Dance dance dance dance to the Spotify playlist.
A volte per descrivere qualcosa – nello specifico una canzone – è più facile fare delle liste, tipo quelle della spesa. E allora procediamo.
Provenienti dall’Inghilterra? Sì. Di preciso? Wolverhampton, una zona spesso citata dai Led Zeppelin, e non per motivi propriamente gioiosi. Nome della band? Quello di un noto poeta del decadentismo francese. Nome del singolo? Che domande: quello di un poema del noto poeta francese sopracitato. Produttore? Gavin Monaghan, che ha lavorato con un pacco di gente, da Robert Plant a Paolo Nutini. Trama del testo? Una tizia che va in un club molto dark e deve vedersela con un mix fatto di alcol e violenza spiccia, sperando di tornare a casa intera.
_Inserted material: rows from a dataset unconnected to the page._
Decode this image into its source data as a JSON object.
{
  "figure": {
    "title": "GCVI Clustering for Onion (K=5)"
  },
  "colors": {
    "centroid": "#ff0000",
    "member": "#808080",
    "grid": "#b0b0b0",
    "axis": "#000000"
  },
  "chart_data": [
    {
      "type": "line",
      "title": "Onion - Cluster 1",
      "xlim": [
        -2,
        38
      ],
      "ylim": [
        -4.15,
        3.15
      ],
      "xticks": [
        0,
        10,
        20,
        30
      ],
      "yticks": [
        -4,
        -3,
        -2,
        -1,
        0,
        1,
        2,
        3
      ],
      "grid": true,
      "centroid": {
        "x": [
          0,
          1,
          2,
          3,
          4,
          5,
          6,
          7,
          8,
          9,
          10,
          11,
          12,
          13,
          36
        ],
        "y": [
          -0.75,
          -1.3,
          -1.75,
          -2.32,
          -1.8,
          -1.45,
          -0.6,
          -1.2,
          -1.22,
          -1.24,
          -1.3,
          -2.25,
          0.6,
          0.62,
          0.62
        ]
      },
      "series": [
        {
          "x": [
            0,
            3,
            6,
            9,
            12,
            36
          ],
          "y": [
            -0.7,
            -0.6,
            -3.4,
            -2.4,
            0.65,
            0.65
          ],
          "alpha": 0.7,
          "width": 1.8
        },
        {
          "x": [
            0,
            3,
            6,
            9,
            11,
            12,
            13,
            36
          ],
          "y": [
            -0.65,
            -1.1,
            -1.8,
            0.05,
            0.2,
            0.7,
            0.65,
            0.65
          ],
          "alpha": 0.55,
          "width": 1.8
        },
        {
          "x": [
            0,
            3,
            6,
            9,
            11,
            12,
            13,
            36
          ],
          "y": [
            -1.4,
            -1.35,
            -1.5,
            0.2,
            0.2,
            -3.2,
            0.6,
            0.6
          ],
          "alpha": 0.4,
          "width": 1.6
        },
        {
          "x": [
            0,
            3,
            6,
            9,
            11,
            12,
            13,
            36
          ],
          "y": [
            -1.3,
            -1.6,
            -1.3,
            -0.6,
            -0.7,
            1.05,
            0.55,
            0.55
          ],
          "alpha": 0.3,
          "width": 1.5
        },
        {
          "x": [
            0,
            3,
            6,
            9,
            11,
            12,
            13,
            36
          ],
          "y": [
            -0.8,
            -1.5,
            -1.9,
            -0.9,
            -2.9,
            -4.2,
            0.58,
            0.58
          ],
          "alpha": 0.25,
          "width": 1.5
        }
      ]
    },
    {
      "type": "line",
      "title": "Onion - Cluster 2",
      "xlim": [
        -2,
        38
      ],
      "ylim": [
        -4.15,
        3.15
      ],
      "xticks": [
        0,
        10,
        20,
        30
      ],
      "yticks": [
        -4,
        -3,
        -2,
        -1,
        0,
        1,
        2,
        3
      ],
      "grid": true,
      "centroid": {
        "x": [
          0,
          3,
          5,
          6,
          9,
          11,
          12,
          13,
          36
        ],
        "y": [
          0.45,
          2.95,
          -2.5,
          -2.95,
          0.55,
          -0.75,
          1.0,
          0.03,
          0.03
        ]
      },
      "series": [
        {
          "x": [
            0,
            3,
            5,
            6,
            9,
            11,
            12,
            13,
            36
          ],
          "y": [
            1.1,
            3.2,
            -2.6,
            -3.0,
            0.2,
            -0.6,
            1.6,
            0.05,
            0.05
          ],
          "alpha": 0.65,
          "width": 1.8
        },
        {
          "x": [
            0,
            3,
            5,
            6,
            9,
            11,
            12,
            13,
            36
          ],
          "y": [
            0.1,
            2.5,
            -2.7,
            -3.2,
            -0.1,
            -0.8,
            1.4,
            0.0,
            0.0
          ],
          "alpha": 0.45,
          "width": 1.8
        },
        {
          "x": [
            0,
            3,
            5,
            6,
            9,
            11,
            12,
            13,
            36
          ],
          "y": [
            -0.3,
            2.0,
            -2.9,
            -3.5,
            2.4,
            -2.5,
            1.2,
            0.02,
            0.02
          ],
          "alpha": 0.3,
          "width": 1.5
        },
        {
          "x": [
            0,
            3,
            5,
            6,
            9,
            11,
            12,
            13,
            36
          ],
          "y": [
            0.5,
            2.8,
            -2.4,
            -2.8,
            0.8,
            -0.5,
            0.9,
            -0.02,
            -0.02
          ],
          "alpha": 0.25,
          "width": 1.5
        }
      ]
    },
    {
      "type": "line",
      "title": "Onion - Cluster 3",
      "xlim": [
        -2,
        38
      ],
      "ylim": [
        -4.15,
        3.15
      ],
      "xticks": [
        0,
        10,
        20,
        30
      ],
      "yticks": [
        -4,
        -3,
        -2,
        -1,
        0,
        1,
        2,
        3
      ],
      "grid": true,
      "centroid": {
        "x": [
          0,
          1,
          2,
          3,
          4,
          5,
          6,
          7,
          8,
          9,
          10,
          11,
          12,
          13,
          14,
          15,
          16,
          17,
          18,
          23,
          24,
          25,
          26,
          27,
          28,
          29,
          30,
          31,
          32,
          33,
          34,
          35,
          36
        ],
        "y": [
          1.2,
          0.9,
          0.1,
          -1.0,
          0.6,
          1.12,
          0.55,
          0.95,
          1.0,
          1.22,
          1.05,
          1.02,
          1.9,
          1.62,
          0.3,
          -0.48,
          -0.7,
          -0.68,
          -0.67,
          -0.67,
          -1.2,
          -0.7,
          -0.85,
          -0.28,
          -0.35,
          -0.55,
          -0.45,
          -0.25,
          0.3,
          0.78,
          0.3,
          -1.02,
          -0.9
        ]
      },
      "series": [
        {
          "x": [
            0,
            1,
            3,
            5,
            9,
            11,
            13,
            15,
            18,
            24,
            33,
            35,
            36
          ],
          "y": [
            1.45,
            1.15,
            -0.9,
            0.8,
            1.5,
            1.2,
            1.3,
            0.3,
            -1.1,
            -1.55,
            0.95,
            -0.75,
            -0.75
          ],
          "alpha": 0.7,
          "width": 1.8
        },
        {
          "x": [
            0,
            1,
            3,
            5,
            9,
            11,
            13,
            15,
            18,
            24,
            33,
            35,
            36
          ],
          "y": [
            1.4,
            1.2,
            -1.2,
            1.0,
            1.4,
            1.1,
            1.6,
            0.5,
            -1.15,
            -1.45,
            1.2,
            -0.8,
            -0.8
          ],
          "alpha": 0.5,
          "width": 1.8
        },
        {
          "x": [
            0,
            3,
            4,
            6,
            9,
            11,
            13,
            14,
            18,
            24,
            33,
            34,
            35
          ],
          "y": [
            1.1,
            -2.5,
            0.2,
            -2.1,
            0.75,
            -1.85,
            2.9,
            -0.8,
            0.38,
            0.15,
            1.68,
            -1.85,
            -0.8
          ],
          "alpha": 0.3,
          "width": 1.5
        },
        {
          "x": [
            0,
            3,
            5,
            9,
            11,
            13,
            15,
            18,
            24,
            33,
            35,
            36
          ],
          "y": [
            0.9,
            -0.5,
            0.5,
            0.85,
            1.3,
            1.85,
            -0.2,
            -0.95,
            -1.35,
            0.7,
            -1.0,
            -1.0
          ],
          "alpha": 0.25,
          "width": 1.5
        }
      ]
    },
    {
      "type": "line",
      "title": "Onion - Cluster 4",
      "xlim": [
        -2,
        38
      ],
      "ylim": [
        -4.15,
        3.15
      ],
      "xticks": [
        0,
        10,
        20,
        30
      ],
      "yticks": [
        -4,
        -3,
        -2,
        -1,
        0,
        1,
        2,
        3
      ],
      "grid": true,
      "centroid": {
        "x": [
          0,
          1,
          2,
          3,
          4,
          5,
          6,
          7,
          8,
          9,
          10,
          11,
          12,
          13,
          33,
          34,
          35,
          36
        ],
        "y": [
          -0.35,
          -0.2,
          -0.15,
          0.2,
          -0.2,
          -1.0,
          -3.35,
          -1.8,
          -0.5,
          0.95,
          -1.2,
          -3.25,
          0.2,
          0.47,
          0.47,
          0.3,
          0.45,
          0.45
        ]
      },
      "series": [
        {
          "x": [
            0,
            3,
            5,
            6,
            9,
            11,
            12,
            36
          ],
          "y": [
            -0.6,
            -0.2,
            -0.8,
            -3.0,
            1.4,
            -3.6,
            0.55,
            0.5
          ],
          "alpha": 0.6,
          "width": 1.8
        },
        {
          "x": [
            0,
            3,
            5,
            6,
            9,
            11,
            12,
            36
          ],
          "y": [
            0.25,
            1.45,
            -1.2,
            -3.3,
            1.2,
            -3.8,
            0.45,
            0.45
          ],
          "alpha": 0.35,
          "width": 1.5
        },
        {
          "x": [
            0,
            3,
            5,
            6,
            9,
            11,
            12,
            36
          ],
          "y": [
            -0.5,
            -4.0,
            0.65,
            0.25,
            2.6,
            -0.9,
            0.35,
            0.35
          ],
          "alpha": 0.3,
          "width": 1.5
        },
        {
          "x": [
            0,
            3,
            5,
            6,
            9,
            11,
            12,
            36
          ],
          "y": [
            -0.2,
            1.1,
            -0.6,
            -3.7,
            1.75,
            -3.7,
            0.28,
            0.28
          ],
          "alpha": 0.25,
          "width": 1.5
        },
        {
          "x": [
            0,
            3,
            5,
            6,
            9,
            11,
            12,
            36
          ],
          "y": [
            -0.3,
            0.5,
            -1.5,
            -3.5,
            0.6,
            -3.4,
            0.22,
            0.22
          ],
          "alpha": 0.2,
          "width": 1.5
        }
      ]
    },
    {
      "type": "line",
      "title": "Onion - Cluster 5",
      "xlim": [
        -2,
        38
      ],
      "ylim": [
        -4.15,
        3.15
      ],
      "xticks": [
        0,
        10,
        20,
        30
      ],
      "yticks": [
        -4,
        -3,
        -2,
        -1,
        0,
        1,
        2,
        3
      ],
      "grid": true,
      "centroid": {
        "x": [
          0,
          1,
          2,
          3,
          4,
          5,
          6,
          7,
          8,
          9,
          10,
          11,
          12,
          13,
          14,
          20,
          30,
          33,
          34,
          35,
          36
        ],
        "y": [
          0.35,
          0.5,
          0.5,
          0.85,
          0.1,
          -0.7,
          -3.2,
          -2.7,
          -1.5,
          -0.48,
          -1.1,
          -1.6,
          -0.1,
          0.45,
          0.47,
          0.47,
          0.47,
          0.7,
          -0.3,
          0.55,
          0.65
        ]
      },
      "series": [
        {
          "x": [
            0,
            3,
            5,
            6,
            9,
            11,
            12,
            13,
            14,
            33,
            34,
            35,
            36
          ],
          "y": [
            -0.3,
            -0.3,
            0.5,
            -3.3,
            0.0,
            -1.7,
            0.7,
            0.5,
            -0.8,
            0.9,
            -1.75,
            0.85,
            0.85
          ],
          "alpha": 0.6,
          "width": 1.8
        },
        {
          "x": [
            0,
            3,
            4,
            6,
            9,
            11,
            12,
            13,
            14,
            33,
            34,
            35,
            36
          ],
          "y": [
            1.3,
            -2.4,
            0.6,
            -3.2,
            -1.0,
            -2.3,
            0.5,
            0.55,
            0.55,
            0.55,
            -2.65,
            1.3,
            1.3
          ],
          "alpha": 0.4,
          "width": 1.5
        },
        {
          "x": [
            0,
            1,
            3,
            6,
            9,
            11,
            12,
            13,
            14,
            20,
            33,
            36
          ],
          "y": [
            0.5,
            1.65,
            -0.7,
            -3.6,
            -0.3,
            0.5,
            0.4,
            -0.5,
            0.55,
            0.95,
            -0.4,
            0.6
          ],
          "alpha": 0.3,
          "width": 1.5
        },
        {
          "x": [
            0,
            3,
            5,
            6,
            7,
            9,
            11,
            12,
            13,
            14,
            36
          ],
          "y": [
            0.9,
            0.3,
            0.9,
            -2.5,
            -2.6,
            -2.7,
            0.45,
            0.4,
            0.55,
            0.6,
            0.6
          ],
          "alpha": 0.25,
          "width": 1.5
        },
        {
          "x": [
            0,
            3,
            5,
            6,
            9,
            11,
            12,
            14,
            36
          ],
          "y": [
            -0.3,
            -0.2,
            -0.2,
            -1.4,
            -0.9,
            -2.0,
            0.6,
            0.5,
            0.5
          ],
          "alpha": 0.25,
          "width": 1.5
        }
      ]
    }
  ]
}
Storie di tutti i sabati notte, dunque. La musica? Un mistone in cui troviamo Killing Joke più orecchiabili, Editors, Interpol, White Lies, Franz Ferdinand e compagnia bella. Percentuale di possibilità per danze con i puntalini? Molto alta. Indice di gradimento generale? Altrettanto alto. Riconoscibilità e peso nella storia della musica? Medio-basso.
E quindi? E quindi la band made in UK sa bene come essere paracula e piacere, coinvolge quanto basta con una parvenza di senso dietro il testo e soprattutto accende l’“abballamento” (cit.) – per ora va (molto) bene anche così.